Sensitive information of jobVo.getResult() may leak - Githubissues

apache / cloudstack

Apache CloudStack is an opensource Infrastructure as a Service (IaaS) cloud computing platform

https://cloudstack.apache.org/

Apache License 2.0

1.91k stars 1.08k forks source link

Sensitive information of jobVo.getResult() may leak #8874

Open YLChen-007 opened 3 months ago

YLChen-007 commented 3 months ago

ISSUE TYPE

Bug Report

COMPONENT NAME

Cloud-Server

CLOUDSTACK VERSION

commit ID: 45d267ccbf2749c547cbbbac4a2cb1f3351dcaf2 on main branch.

SUMMARY

Sensitive information of jobVo.getResult() may log out at "s_logger.debug("New job " + workJob.getId() + ", result field: " + jobVo.getResult());"

Detail

Following the link, we know resultObject is sensitive data, which may contain passwords.

https://github.com/apache/cloudstack/blob/bd38f0647f59e09bc0755bbf48d48fb0a21295ca/framework/jobs/src/main/java/org/apache/cloudstack/framework/jobs/impl/AsyncJobManagerImpl.java#L261

Then the resultObject flows to field of jon in follow code . https://github.com/apache/cloudstack/blob/bd38f0647f59e09bc0755bbf48d48fb0a21295ca/framework/jobs/src/main/java/org/apache/cloudstack/framework/jobs/impl/AsyncJobManagerImpl.java#L288

So I guess the job.result may contain sensitive data, which cannot be log out.

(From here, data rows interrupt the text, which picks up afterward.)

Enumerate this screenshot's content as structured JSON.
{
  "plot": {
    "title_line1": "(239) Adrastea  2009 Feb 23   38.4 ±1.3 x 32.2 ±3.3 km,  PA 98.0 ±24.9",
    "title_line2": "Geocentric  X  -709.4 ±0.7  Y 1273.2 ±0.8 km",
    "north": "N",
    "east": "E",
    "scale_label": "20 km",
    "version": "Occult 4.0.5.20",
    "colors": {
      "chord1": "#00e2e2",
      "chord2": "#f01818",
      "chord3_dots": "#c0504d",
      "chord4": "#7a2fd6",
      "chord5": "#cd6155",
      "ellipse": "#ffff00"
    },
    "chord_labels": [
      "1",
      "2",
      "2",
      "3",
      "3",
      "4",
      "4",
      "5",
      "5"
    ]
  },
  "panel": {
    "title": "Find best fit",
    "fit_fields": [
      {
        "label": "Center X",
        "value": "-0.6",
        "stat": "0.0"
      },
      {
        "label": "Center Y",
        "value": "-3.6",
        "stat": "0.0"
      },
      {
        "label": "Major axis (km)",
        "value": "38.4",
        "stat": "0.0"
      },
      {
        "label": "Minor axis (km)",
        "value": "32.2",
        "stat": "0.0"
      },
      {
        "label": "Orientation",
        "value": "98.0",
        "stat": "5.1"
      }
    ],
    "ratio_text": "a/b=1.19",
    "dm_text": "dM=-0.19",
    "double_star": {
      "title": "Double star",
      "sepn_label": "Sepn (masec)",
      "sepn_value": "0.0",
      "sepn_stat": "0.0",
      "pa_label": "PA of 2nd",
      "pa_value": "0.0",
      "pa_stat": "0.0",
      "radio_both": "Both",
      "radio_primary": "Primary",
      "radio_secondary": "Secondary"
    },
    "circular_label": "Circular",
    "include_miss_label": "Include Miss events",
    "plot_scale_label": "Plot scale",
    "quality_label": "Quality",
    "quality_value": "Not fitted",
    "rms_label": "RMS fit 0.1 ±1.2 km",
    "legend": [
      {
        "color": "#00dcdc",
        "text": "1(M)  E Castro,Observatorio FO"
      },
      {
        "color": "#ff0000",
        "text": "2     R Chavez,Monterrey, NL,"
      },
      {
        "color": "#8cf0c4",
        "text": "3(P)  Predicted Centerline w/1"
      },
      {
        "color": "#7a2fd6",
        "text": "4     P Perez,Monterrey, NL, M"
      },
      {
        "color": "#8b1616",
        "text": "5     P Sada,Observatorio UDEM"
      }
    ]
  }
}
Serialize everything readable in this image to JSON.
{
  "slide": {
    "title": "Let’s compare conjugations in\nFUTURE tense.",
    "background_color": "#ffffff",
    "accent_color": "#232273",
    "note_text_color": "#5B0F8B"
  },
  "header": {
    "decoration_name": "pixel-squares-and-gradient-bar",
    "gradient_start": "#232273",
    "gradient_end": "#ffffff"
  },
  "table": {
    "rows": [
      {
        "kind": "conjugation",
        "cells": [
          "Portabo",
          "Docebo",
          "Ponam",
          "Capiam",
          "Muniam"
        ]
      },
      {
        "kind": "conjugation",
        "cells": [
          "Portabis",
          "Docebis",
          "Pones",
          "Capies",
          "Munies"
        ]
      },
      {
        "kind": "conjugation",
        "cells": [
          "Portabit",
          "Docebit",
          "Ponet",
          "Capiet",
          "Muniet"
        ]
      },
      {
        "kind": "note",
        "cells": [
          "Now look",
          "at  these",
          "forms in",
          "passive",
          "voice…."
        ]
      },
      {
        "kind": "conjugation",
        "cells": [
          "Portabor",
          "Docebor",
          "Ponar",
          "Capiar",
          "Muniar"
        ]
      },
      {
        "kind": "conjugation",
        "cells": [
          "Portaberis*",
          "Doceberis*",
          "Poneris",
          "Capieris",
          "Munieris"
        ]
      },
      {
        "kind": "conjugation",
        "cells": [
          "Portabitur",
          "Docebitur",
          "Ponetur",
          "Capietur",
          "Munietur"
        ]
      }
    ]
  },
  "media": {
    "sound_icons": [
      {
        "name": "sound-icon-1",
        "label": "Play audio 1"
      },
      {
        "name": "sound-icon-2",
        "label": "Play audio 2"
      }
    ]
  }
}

But in follow code, job.result is printed. https://github.com/apache/cloudstack/blob/bd38f0647f59e09bc0755bbf48d48fb0a21295ca/server/src/main/java/com/cloud/storage/VolumeApiServiceImpl.java#L3422

DaanHoogland commented 3 months ago

@1561316811 , these logs are done explicitely to help operators trouble shoot their environment. Can you explain why this is a problem?

DaanHoogland commented 1 month ago

@YLChen-007 , A job without password (obfuscated) is logged. I don't understand the problem you are seeing. Can you explain?